This is, of course, nothing new. She's not suggesting anything that was not suggested a number of years ago - saying "religious fundamentalism can be cured" gets everyone to stop and look for a variety of reasons. This line of inquiry has been around very substantially for at least the last 12-15 years.

A good starting point for an overview, assuming one has very basic knowledge about the workings of the brain and how the brain is connected (R-complex, limbic, neocortex) - basic knowledge, a good overview is a book from the late '90s called, I think, the Handbook of Religion and Mental Health.

You know, if the brain is an organ that analyzes physical reality, then much of religion is fantasy (and mystical experiences are often linked to things like magnetic fields). Well, what if, like Quixote, people take their fantasies too far? That's what she is talking about and that is nothing new.

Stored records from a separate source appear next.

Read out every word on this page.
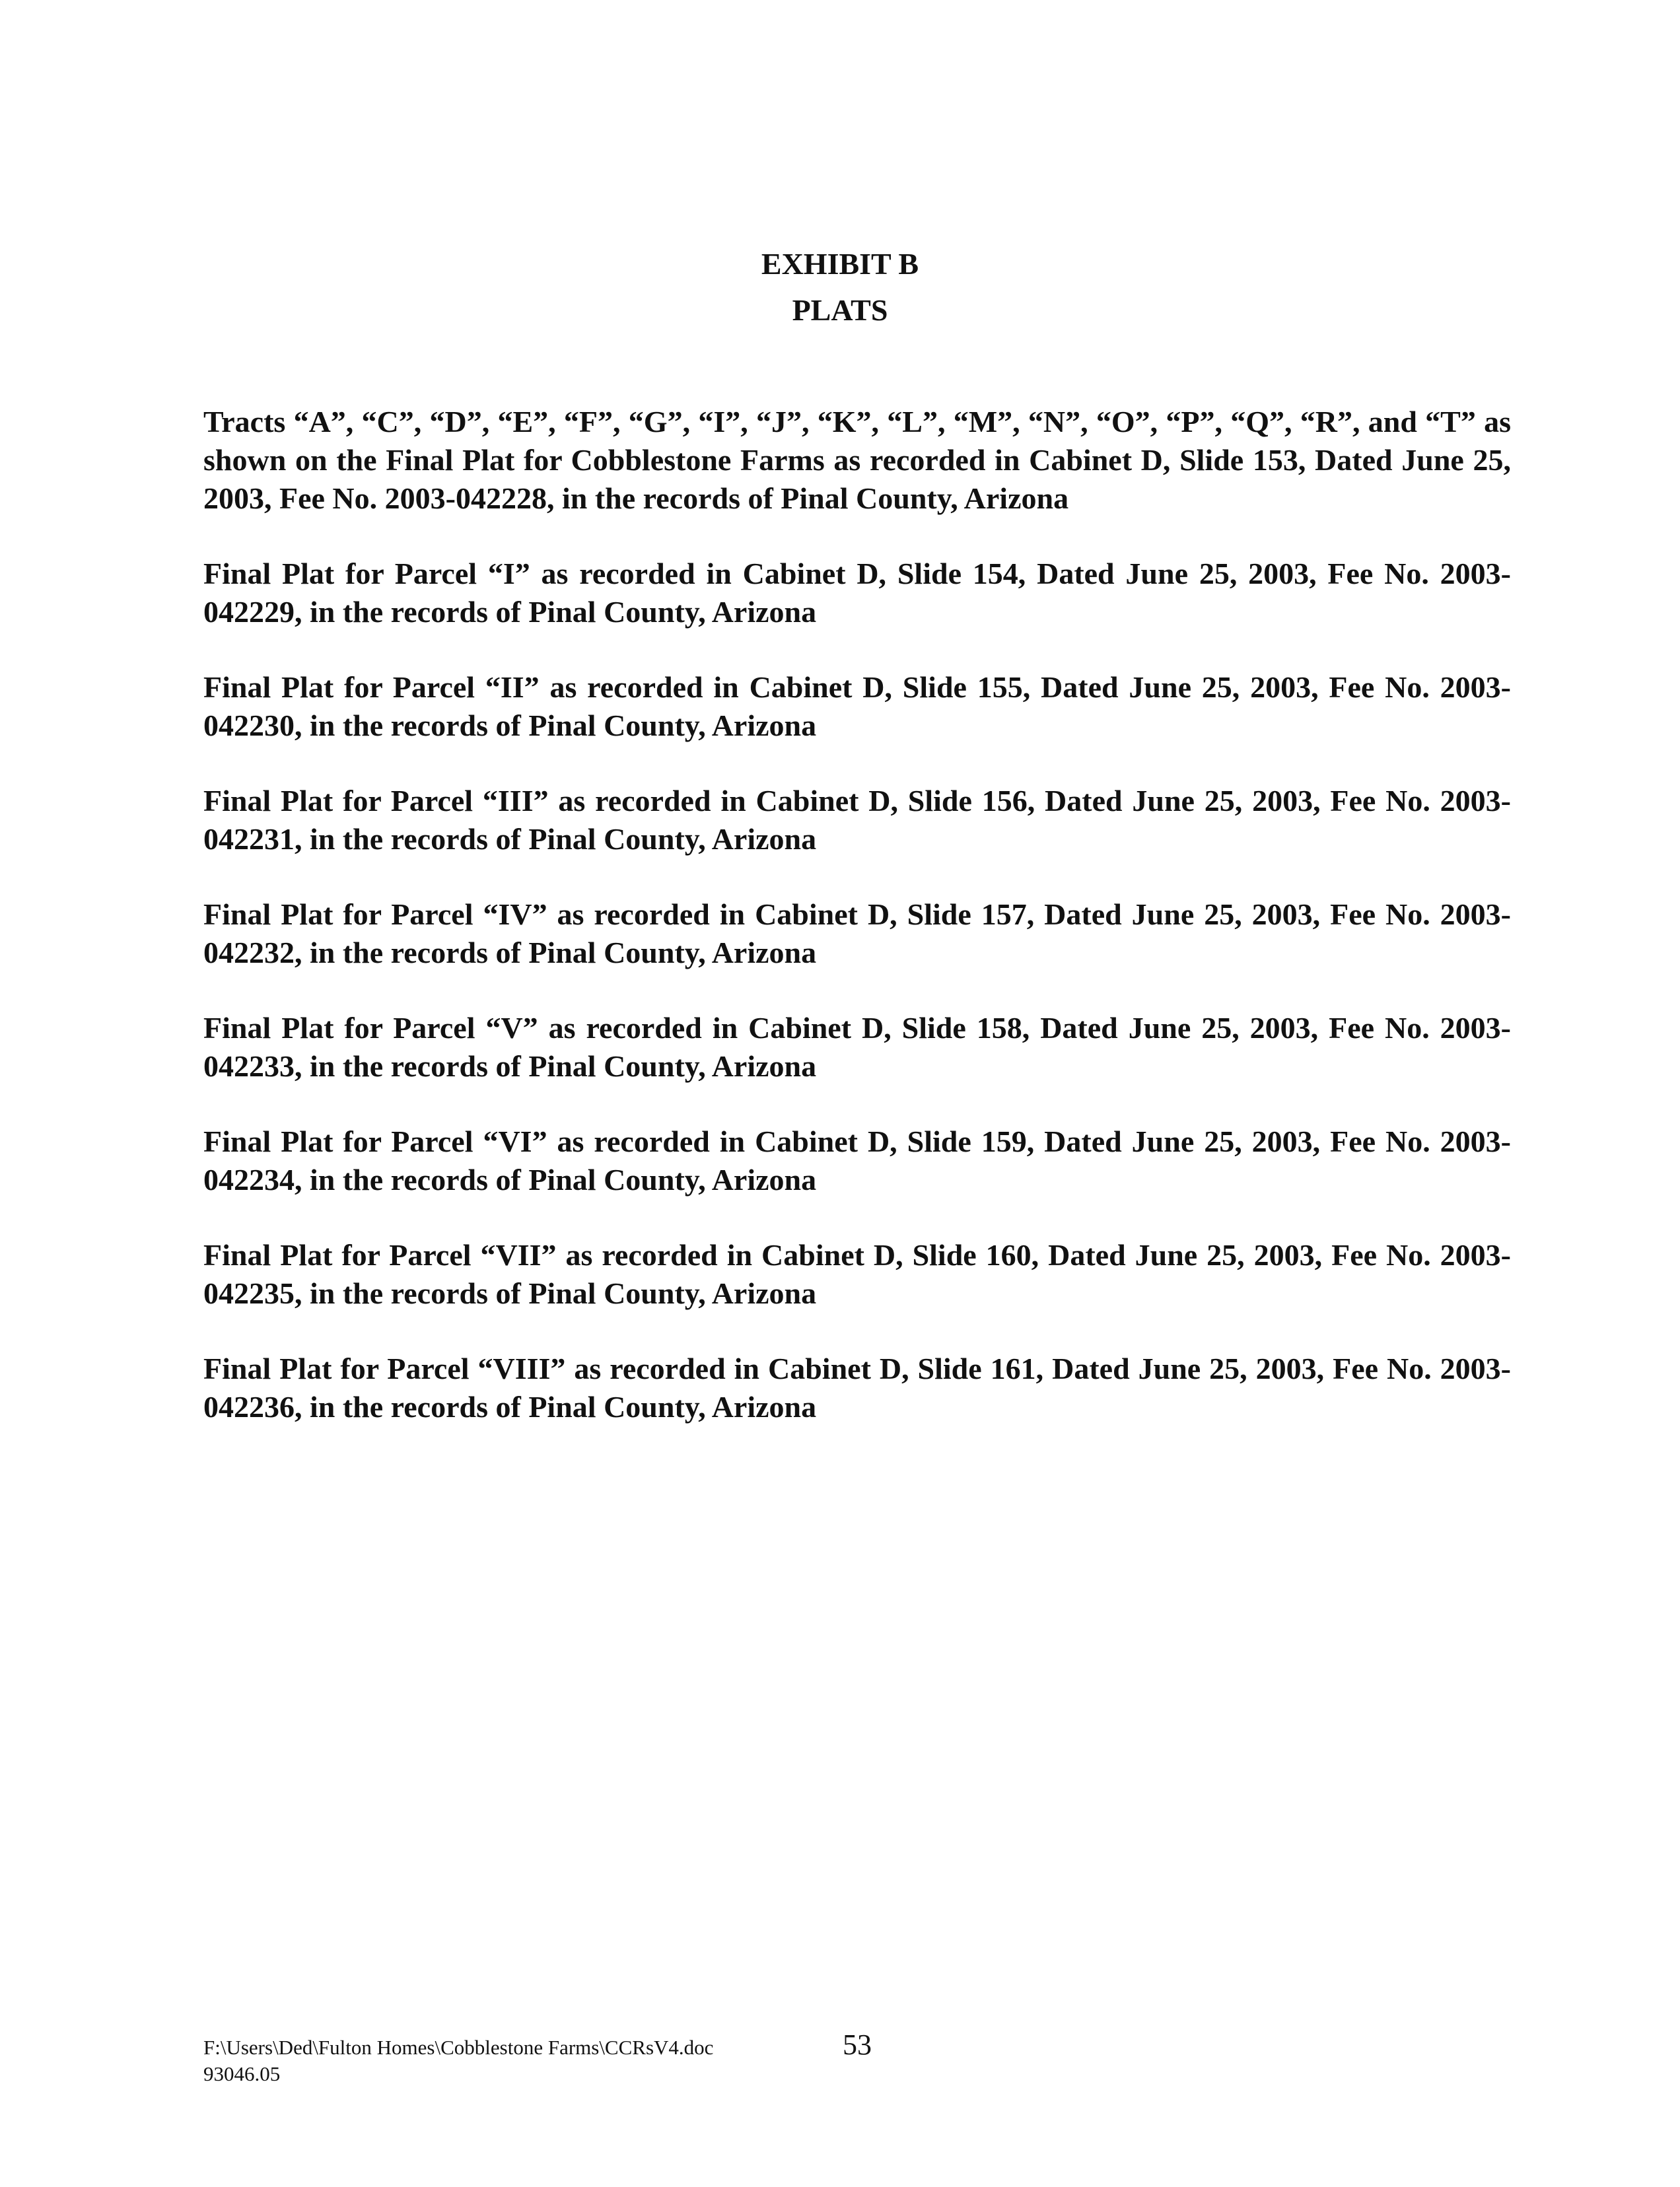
EXHIBIT B
PLATS

Tracts “A”, “C”, “D”, “E”, “F”, “G”, “I”, “J”, “K”, “L”, “M”, “N”, “O”, “P”, “Q”, “R”, and “T” as shown on the Final Plat for Cobblestone Farms as recorded in Cabinet D, Slide 153, Dated June 25, 2003, Fee No. 2003-042228, in the records of Pinal County, Arizona

Final Plat for Parcel “I” as recorded in Cabinet D, Slide 154, Dated June 25, 2003, Fee No. 2003-042229, in the records of Pinal County, Arizona

Final Plat for Parcel “II” as recorded in Cabinet D, Slide 155, Dated June 25, 2003, Fee No. 2003-042230, in the records of Pinal County, Arizona

Final Plat for Parcel “III” as recorded in Cabinet D, Slide 156, Dated June 25, 2003, Fee No. 2003-042231, in the records of Pinal County, Arizona

Final Plat for Parcel “IV” as recorded in Cabinet D, Slide 157, Dated June 25, 2003, Fee No. 2003-042232, in the records of Pinal County, Arizona

Final Plat for Parcel “V” as recorded in Cabinet D, Slide 158, Dated June 25, 2003, Fee No. 2003-042233, in the records of Pinal County, Arizona

Final Plat for Parcel “VI” as recorded in Cabinet D, Slide 159, Dated June 25, 2003, Fee No. 2003-042234, in the records of Pinal County, Arizona

Final Plat for Parcel “VII” as recorded in Cabinet D, Slide 160, Dated June 25, 2003, Fee No. 2003-042235, in the records of Pinal County, Arizona

Final Plat for Parcel “VIII” as recorded in Cabinet D, Slide 161, Dated June 25, 2003, Fee No. 2003-042236, in the records of Pinal County, Arizona

F:\Users\Ded\Fulton Homes\Cobblestone Farms\CCRsV4.doc
93046.05
53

Many, many hundreds of studies have been done on cult people as well - their psychologies are profiled to the 9th degree. And they should be because they can skirt the line too often with dangerous behavior, and our society has evolved to where their problems can be identified. It's not Kafka or Orwell.

You still have not come up with any strict measurement to say who is more attached from reality than others.

If I, for example, spent all days playing with my fiddling around aimleesly with the latest gadgets, drawing maps for fictional places for fictional events, writing pseudohistorical stories and getting into pointless heated arguments about nothing would that make me insane? Would I be suffering from Sluggishly progressing Schizophrenia, perhaps? After all, that is pretty detached from reality all things considered.

Or what about those people who talk to themselves. That's pretty detached from reality. There is nobody there. I speak, of course, as someone to talks to himself.

So then, where's the limit? At what point do you make the demarcation?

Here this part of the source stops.